The Drudge Report and ABCNews.com both highlighted an Associated Press article that cited an NBC/Wall Street Journal poll that, the article said, "found that fully one-quarter of all Americans said that the prospect of having at least 24 straight years of a President Clinton or Bush would be a consideration in their vote for president in 2008." But the AP left out the data on other responses to the question -- that a majority of respondents, 54 percent, said it would "not be a consideration at all." Nor did the AP report that the poll also found that 42 percent of respondents "feel positive" that former President Bill Clinton is Sen.
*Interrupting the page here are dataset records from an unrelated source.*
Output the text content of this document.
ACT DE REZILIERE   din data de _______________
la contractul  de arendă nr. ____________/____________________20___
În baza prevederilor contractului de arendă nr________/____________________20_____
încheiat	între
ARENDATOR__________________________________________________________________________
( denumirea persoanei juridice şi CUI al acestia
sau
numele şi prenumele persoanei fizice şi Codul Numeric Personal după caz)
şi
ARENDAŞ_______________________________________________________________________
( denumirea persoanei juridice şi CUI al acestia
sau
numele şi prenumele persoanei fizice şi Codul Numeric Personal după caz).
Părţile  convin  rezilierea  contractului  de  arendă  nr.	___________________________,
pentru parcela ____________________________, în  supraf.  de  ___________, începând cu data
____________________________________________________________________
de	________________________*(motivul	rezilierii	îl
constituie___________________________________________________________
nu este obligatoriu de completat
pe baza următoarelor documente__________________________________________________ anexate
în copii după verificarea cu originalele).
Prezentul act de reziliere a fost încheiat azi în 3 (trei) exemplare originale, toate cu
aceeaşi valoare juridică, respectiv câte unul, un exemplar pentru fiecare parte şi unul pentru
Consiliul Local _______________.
Hillary Rodham Clinton's (D-NY) husband, while only 28 percent "feel negative" about it.
Linking to a New York Post article, whose headline asserted, "Hill Eyes National Cig Curb," Matt Drudge wrote "Hillary Supports National Smoking Ban." In fact, as the Post article noted, "Asked whether the feds should impose a nationwide ban, Clinton deferred to local governments."